First, a short history lesson. The lost decade, or two decades, depending on who you ask, have been covered in depth, but it’s worth a quick recap to introduce the situation. In short, throughout the 1970s and 1980s in Japan, low interest rates and excessive monetary easing fueled a huge speculative asset bubble. House prices, land prices and stocks boomed to unsustainable levels, and in response, the Bank of Japan raised interest rates sharply. The raise caused a wave of default, which led to the effective collapse of the Japanese financial system. The collapse fueled a sustained period of deflation, pretty much right the way through until 2012. At the end of 2012, Japan appointed Shinzo Abe as its Prime Minister, and things started to change. His “three arrows” policy, combining fiscal stimulus, monetary easing and structural reforms has started to tackle deflation, and many suggest he is responsible for helping Japan avoid prolonged and serious recession.

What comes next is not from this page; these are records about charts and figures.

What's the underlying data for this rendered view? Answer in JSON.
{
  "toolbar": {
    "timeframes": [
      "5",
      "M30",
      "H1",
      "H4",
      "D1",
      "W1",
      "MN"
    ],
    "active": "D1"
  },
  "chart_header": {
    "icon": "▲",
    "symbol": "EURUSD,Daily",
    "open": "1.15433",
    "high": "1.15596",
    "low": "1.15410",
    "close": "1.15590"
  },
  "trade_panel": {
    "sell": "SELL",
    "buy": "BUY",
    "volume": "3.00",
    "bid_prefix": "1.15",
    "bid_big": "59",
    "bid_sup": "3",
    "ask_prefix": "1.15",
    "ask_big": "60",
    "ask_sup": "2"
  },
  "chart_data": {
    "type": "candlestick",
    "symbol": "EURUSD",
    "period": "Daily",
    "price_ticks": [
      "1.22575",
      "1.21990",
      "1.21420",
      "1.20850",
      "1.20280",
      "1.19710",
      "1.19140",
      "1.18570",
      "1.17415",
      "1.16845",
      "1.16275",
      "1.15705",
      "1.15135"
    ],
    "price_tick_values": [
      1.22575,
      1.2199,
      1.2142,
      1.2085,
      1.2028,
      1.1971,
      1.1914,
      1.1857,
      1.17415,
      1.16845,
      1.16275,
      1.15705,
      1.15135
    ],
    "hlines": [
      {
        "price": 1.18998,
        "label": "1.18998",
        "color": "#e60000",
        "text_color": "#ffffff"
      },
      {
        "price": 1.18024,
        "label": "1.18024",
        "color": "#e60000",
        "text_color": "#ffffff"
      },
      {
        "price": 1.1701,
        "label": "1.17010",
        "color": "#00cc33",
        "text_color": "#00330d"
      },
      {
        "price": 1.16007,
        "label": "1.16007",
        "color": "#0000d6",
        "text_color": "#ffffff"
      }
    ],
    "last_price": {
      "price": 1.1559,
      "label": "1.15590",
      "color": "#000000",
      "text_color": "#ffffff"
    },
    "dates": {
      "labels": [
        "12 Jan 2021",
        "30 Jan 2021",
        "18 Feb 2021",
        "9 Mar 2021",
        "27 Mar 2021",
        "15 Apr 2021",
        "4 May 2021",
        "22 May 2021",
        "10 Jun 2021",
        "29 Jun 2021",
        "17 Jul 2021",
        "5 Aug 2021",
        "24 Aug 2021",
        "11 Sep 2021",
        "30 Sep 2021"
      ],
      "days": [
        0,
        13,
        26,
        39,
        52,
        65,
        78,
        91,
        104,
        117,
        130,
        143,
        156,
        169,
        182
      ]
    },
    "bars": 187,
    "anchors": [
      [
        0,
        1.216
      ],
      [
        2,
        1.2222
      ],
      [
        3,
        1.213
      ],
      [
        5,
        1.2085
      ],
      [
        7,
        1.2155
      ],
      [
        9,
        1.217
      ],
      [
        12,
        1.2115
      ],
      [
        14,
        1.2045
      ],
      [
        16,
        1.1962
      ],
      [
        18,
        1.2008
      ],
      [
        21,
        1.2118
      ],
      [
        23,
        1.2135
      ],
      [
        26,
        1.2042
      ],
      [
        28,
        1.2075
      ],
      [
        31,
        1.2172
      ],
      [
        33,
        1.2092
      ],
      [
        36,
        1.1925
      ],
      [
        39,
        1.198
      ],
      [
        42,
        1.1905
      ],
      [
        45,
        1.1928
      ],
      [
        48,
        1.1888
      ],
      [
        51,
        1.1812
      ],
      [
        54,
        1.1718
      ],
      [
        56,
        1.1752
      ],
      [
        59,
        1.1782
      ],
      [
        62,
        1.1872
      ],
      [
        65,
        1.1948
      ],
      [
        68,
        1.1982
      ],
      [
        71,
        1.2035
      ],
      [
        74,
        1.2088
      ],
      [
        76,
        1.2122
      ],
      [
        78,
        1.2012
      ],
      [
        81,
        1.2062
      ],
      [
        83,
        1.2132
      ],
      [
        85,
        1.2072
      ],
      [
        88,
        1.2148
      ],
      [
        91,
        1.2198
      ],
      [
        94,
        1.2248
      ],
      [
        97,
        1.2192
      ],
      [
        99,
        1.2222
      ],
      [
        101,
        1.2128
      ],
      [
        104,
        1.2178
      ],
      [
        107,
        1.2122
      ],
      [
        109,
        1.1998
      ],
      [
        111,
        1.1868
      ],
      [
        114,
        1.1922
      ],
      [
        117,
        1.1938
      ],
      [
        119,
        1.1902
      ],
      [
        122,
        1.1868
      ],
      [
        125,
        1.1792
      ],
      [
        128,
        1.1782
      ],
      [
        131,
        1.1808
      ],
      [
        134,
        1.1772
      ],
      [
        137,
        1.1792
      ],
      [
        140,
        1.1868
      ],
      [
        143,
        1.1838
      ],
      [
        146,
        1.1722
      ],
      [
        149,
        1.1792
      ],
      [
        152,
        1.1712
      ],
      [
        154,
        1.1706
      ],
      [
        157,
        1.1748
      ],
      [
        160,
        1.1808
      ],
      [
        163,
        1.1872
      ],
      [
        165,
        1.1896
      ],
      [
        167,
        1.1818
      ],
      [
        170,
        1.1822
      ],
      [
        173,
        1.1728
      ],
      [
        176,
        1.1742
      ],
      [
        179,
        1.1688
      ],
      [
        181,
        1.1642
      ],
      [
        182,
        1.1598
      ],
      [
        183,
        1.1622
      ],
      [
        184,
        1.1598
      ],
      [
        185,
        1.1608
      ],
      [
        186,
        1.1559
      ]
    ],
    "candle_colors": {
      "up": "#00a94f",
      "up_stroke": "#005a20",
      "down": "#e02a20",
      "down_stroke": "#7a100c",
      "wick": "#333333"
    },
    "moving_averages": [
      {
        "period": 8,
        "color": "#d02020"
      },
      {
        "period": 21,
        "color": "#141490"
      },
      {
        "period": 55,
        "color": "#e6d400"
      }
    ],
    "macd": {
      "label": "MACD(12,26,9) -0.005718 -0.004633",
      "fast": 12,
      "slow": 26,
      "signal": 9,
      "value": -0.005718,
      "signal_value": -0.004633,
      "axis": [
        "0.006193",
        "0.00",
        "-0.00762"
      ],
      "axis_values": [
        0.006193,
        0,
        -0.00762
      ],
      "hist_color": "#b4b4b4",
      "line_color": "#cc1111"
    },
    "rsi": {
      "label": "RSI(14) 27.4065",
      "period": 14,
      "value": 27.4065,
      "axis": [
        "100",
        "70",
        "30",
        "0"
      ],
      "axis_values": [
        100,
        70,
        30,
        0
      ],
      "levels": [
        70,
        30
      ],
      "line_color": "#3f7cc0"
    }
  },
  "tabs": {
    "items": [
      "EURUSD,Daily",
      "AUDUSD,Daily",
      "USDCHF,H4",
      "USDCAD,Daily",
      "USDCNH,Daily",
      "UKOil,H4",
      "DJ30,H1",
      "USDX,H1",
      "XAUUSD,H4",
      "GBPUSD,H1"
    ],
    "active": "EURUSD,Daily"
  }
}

However, some have suggested all is not as it seems. Proponents of Abe’s policies point to the increase in CPI starting from June last year as a signal of Abenomics’ effectiveness. Yes, inflation has returned, but core inflation, is still a way behind its raw data counterpart. Why? As is so often the case, it’s all about supply. The nuclear power accident in Japan led to a closing of all the nation’s nuclear stations, which means it is no longer self-sufficient in terms of power production. This shortage of supply (coupled with the increased cost of imported energy as a result of the weakened Yen) increases energy costs, which distorts CPI.
Another problem comes from the increasing government debt. Japan’s current gross public debt is approximately $10T, equating to about 250% of its GDP. Couple this with Japan’s famously aging population (and the near term pension levels this infers), and you get the makings of a potential crisis. An April sales tax hike, from 5%-8%, it intended to counter this potential crisis, but it could just as easily damage consumer spending. Slowing consumer spending could undo the positives of Abenomics and, once again, send Japan into a drawn out deflationary period.
To add balance, Abenomics has sparked an increase in employment, a booming stock market, increased industrial production and rising GDP. In short, all is not doom and gloom. However, traders need be aware that aggressive expansionary policy has consequences, and it can only be a matter of term before they surface.